Mesdames et messieurs,
Pendant trois jours, des esprits éminents et sages se sont exprimés sur la cause du développement. Je suis profondément honoré que ces débats touchant aux questions les plus essentielles aient pris place ici, à Bercy. Pour cinq raisons :
1. Parce qu'il nous reste beaucoup à apprendre et à comprendre. Jim Wolfensohn s'interrogeait devant vous lundi, à haute voix, sur les ressorts du développement. Trois jours après, les questions restent tout aussi obsédantes. Qu'est-ce qui fait qu'un pays décolle ? Quelle est l'alchimie mystérieuse, le cocktail de bonne gouvernance, d'engagement réformateur, d'initiative privée, de priorité à l'éducation et à la santé, qui fait qu'au bout d'un moment le miracle se produit ? Mais une chose est claire : c'est en combinant recherches innovantes et réflexions sur les enjeux de la politique économique les plus actuels que nous pourrons continuer à progresser.
2. Parce que les thèmes de vos débats témoignent de ce que l'économie du développement est sortie du ghetto. Vous avez parlé des institutions nécessaires au bon fonctionnement des marchés, des liens entre croissance et innovation, de l'équilibre entre protection sociale et incitation, de l'intégration régionale : autant de questions brûlantes dans les pays industriels, autant de thèmes de réflexion communs. Et le temps est fini où les pays riches pouvaient se borner à inviter leurs partenaires en développement à les copier. En observant les réformes mises en uvre dans beaucoup de pays émergents ou de pays en transition, je me suis dit plus d'une fois que nous devrions en tirer des leçons pour nous-mêmes.
3. Parce que la crise que nous venons de traverser nous a violemment rappelé la fragilité de l'économie mondiale, l'intensité de nos interdépendances, et la nécessité de rendre le système financier international plus stable et plus robuste. Vous y avez consacré une part importante de vos réflexions, à juste titre. Car le coût d'une crise comme celle que nous venons de subir est trop élevé pour que sa répétition soit tolérée. Depuis 1997, la perte de production cumulée se chiffre à plus du quart du PIB pour la Corée et la Malaisie, plus de la moitié pour la Thaïlande et l'Indonésie, et à quatre points pour l'économie mondiale (deux points de croissance en 1998 et encore deux en 1999) ; c'est à dire, pour fixer les idées, une perte de production de plus de 1000 milliards d'euros. Michel Camdessus disait lundi que les gouvernements avaient résisté aux tentations de repli sur soi, et il avait raison. Il reste que le risque est toujours présent.
4. Parce que la tenue de ce colloque à Paris est l'occasion de vivifier l'approche européenne du développement. Il y a une manière européenne d'aborder le développement, qui se nourrit de notre expérience, de l'intensité de nos liens avec l'Afrique et le Proche-Orient, de l'importance que nous attachons aux institutions publiques. Je ne veux ni la glorifier - la pauvreté et les guerres en Afrique nous obligent à la réserve - ni même l'opposer à d'autres. Mais je ne veux pas non plus qu'elle soit ignorée. Elle ne l'a pas été au cours de ces trois jours : l'importance que vous avez donnée aux thèmes de la dette de l'aide publique, ou de la réforme de l'architecture financière, dont vous savez à quel point ils nous tiennent à cur, et plus profondément la tonalité de vos débats, montrent qu'elle est vivante.

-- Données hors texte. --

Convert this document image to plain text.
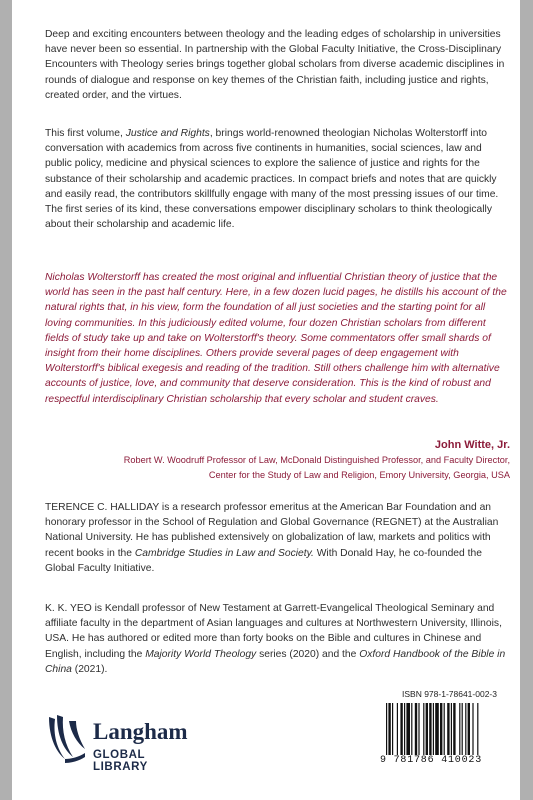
Deep and exciting encounters between theology and the leading edges of scholarship in universities have never been so essential. In partnership with the Global Faculty Initiative, the Cross-Disciplinary Encounters with Theology series brings together global scholars from diverse academic disciplines in rounds of dialogue and response on key themes of the Christian faith, including justice and rights, created order, and the virtues.

This first volume, Justice and Rights, brings world-renowned theologian Nicholas Wolterstorff into conversation with academics from across five continents in humanities, social sciences, law and public policy, medicine and physical sciences to explore the salience of justice and rights for the substance of their scholarship and academic practices. In compact briefs and notes that are quickly and easily read, the contributors skillfully engage with many of the most pressing issues of our time. The first series of its kind, these conversations empower disciplinary scholars to think theologically about their scholarship and academic life.

Nicholas Wolterstorff has created the most original and influential Christian theory of justice that the world has seen in the past half century. Here, in a few dozen lucid pages, he distills his account of the natural rights that, in his view, form the foundation of all just societies and the starting point for all loving communities. In this judiciously edited volume, four dozen Christian scholars from different fields of study take up and take on Wolterstorff's theory. Some commentators offer small shards of insight from their home disciplines. Others provide several pages of deep engagement with Wolterstorff's biblical exegesis and reading of the tradition. Still others challenge him with alternative accounts of justice, love, and community that deserve consideration. This is the kind of robust and respectful interdisciplinary Christian scholarship that every scholar and student craves.

John Witte, Jr.
Robert W. Woodruff Professor of Law, McDonald Distinguished Professor, and Faculty Director,
Center for the Study of Law and Religion, Emory University, Georgia, USA

TERENCE C. HALLIDAY is a research professor emeritus at the American Bar Foundation and an honorary professor in the School of Regulation and Global Governance (REGNET) at the Australian National University. He has published extensively on globalization of law, markets and politics with recent books in the Cambridge Studies in Law and Society. With Donald Hay, he co-founded the Global Faculty Initiative.

K. K. YEO is Kendall professor of New Testament at Garrett-Evangelical Theological Seminary and affiliate faculty in the department of Asian languages and cultures at Northwestern University, Illinois, USA. He has authored or edited more than forty books on the Bible and cultures in Chinese and English, including the Majority World Theology series (2020) and the Oxford Handbook of the Bible in China (2021).

Langham
GLOBAL LIBRARY
ISBN 978-1-78641-002-3
9 781786 410023
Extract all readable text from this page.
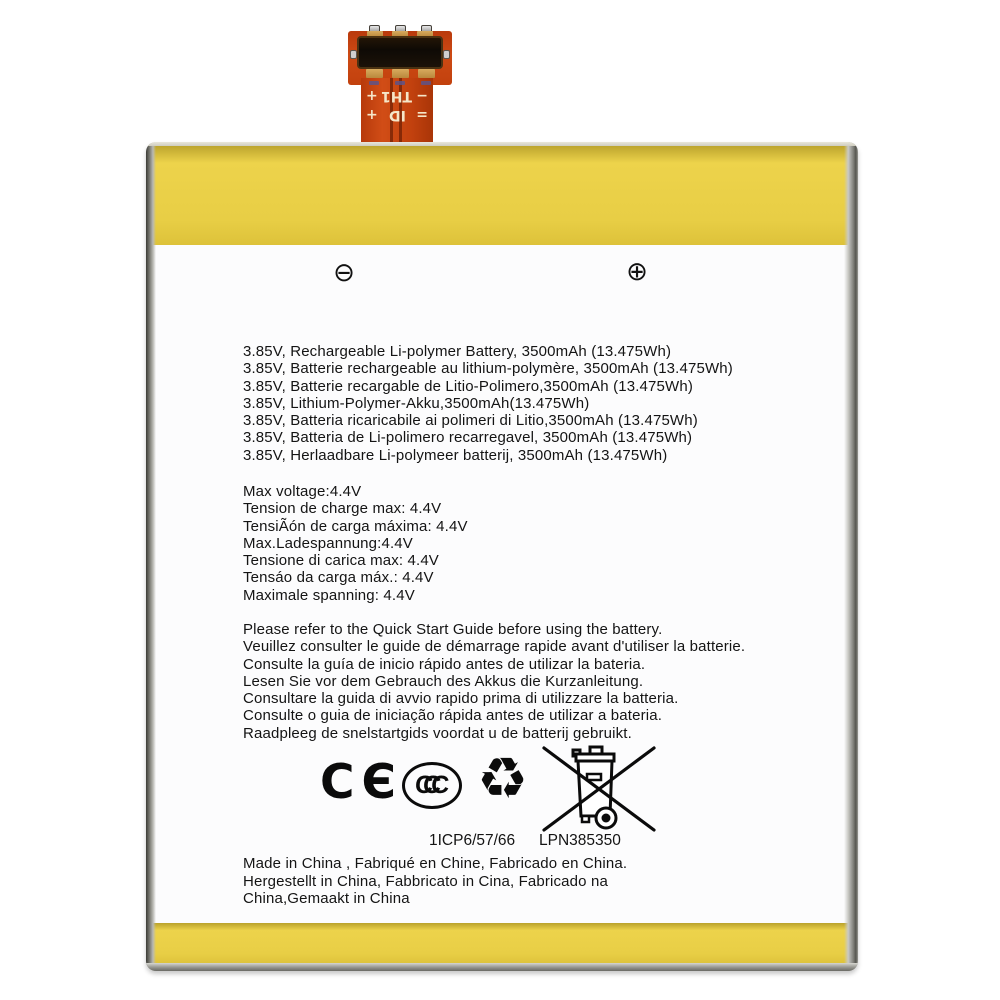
+ TH1 −
+ ID =
⊖	⊕
3.85V, Rechargeable Li-polymer Battery, 3500mAh (13.475Wh)
3.85V, Batterie rechargeable au lithium-polymère, 3500mAh (13.475Wh)
3.85V, Batterie recargable de Litio-Polimero,3500mAh (13.475Wh)
3.85V, Lithium-Polymer-Akku,3500mAh(13.475Wh)
3.85V, Batteria ricaricabile ai polimeri di Litio,3500mAh (13.475Wh)
3.85V, Batteria de Li-polimero recarregavel, 3500mAh (13.475Wh)
3.85V, Herlaadbare Li-polymeer batterij, 3500mAh (13.475Wh)
Max voltage:4.4V
Tension de charge max: 4.4V
TensiÃón de carga máxima: 4.4V
Max.Ladespannung:4.4V
Tensione di carica max: 4.4V
Tensáo da carga máx.: 4.4V
Maximale spanning: 4.4V
Please refer to the Quick Start Guide before using the battery.
Veuillez consulter le guide de démarrage rapide avant d'utiliser la batterie.
Consulte la guía de inicio rápido antes de utilizar la bateria.
Lesen Sie vor dem Gebrauch des Akkus die Kurzanleitung.
Consultare la guida di avvio rapido prima di utilizzare la batteria.
Consulte o guia de iniciação rápida antes de utilizar a bateria.
Raadpleeg de snelstartgids voordat u de batterij gebruikt.
CЄ CCC ♻
1ICP6/57/66 LPN385350
Made in China , Fabriqué en Chine, Fabricado en China.
Hergestellt in China, Fabbricato in Cina, Fabricado na
China,Gemaakt in China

5. Enfin parce que j'ai le sentiment que dans la libre confrontation des idées et des expériences, le courant de pensée auquel j'appartiens voit son apport reconnu. Vos discussions sur la transition, sur les ressorts de la croissance, sur la répartition du revenu ou sur les biens publics globaux ont bien montré que le fondamentalisme de libre marché qui avait cours voici quelques années encore a perdu son hégémonie. Ici encore, je veux être modeste. Il ne s'agit pas de faire des proclamations, mais simplement de reconnaître que dans la recherche patiente des voies du développement, socialistes et sociaux-démocrates sont loin d'être hors-jeu.
Je ne peux évidemment aller beaucoup plus avant dans la synthèse de travaux aussi riches et sur un champ aussi vaste. Je voudrais donc vous parler plus spécifiquement de deux thèmes qui m'importent et auxquels vous avez consacré une partie de vos réflexions. Le premier est l'aide au développement, le second est la réforme de l'architecture financière.

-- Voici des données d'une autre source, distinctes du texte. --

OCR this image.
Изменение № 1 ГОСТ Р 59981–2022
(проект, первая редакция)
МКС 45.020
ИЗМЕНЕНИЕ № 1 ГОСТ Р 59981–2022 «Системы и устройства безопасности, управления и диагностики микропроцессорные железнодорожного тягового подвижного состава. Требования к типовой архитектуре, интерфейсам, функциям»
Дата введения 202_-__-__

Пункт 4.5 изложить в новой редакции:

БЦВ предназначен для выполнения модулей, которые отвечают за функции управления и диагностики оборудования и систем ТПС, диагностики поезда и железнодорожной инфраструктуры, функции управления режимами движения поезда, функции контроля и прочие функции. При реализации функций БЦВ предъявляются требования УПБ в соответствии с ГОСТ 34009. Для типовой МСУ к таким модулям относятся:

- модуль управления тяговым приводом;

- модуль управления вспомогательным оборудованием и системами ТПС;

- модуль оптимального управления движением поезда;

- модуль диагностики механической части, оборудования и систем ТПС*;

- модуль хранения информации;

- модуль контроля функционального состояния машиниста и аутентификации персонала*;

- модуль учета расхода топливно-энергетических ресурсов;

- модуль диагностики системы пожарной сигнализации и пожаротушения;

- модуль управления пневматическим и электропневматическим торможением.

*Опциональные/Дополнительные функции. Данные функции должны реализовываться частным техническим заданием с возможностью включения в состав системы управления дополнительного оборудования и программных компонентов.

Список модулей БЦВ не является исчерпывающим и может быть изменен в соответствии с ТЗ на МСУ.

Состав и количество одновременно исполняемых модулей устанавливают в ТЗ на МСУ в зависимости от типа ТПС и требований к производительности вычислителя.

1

Le rôle de l'Europe pour une aide au développement plus efficace
Je suis un combattant du développement. De tout mon être, en tant que socialiste convaincu que le progrès est possible, que la solidarité est un devoir ; en tant qu'Européen conscient de ma chance d'être né ici et de nos responsabilités vis-à-vis des pays du Sud.
Apporter des ressources publiques efficaces.
Croire aux politiques de développement n'est peut-être plus à la mode. Les cyniques qui n'étaient préoccupés que par des considérations " stratégiques " du temps de la guerre froide, les protectionnistes qui ne demandent qu'à se réveiller dans chaque pays riche, les égoïstes qui vivent dans l'illusion que les malheurs du reste du monde ne peuvent les atteindre, ont uni leurs efforts ces dernières années pour expliquer qu'avec la nouvelle économie globale, les flux financiers privés suffiraient bien à financer la croissance des pays en développement. Menez de bonnes politiques et la prospérité viendra sur les ailes du marché ! Je n'ai jamais cru que ce raisonnement simpliste pouvait s'appliquer à l'ensemble des pays en développement. Après les crises financières internationales exceptionnellement violentes que nous avons subi depuis l'été 1997, qui peut encore croire cela ?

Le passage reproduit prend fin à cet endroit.